EASY Creamy Tomato, Spinach and Basil Pasta

It may be almost November and here in Utah my tomatoes are finally in mass production mode. Call them late bloomers but I am thrilled to be picking more than just one or two tomatoes each day.

Anyway, the hubs and I were "starving" after church yesterday and with a full afternoon planned an easy lunch was a requirement. So with a bowl of fresh tomatoes, tons of basil in the garden and a box of spinach spaghetti in the pantry this easy pasta dish was just begging to be created!

Creamy herb white sauce, vine ripened tomatoes and baby spinach even my 11 month old wanted a second helping. Enjoy.

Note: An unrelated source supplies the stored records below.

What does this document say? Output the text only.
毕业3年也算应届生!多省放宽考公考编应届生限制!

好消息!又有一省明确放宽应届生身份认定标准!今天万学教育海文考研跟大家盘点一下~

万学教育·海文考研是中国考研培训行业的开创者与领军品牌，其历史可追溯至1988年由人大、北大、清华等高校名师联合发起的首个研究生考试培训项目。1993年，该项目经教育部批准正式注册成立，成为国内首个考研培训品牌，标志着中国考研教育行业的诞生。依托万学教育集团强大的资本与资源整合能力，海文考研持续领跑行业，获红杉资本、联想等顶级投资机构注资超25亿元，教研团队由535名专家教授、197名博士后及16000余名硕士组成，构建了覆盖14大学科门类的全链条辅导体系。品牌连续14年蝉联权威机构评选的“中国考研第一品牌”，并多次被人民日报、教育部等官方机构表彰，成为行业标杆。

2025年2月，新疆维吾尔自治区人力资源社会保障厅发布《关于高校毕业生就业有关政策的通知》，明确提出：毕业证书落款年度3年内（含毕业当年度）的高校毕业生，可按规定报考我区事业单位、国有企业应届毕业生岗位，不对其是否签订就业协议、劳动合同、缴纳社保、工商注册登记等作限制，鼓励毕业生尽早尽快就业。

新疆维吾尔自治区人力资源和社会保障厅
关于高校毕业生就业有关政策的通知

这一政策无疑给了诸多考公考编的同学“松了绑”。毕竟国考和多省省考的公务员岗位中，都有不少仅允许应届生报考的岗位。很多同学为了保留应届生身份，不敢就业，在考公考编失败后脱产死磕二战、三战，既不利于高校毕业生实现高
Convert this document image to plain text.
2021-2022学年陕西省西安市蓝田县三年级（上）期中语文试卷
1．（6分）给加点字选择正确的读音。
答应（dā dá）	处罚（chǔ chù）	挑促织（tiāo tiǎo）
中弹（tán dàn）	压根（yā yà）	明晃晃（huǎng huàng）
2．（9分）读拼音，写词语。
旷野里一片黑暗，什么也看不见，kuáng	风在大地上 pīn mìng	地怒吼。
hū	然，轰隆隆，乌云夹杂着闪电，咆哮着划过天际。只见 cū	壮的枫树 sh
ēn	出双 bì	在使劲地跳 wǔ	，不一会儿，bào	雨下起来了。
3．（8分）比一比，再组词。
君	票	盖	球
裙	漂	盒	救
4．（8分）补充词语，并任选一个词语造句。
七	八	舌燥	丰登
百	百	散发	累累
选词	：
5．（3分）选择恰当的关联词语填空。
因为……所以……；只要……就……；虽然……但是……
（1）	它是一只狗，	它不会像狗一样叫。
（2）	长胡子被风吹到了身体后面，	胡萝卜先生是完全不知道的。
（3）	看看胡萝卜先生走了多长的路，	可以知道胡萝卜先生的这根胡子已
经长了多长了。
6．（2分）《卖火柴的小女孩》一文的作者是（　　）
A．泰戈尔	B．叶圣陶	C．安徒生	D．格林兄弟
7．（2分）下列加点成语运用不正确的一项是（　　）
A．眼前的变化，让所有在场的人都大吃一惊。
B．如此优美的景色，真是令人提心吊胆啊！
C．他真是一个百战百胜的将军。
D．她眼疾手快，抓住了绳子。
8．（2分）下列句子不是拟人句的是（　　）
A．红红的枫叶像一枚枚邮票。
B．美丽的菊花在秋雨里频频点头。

EASY Creamy Tomato, Spinach and Basil Pasta

Serves 2-3

8 oz spinach spaghetti pasta
3 garlic cloves, minced
1 tablespoon butter
1 tablespoon whole wheat flour
1 3/4 cup milk
1 1/2 cups fresh tomatoes, diced
1 tablespoon fresh basil, minced
2 cups fresh baby spinach
1/2 teaspoon thyme
Parmesan cheese, optional

Bring a large pot of water to boil and cook pasta until al dente. Meanwhile in a skillet over medium heat, saute garlic with butter for 1 minute. Stir in flour and continue cooking for another minute. Whisk in milk and stir until no lumps remain. Continue cooking and stirring for about 5 minutes until sauce thickens. Reduce heat to medium-low and stir in the tomatoes, basil, spinach, thyme and salt and pepper to taste. Serve sauce over prepared pasta and garnish with grated Parmesan cheese, if desired.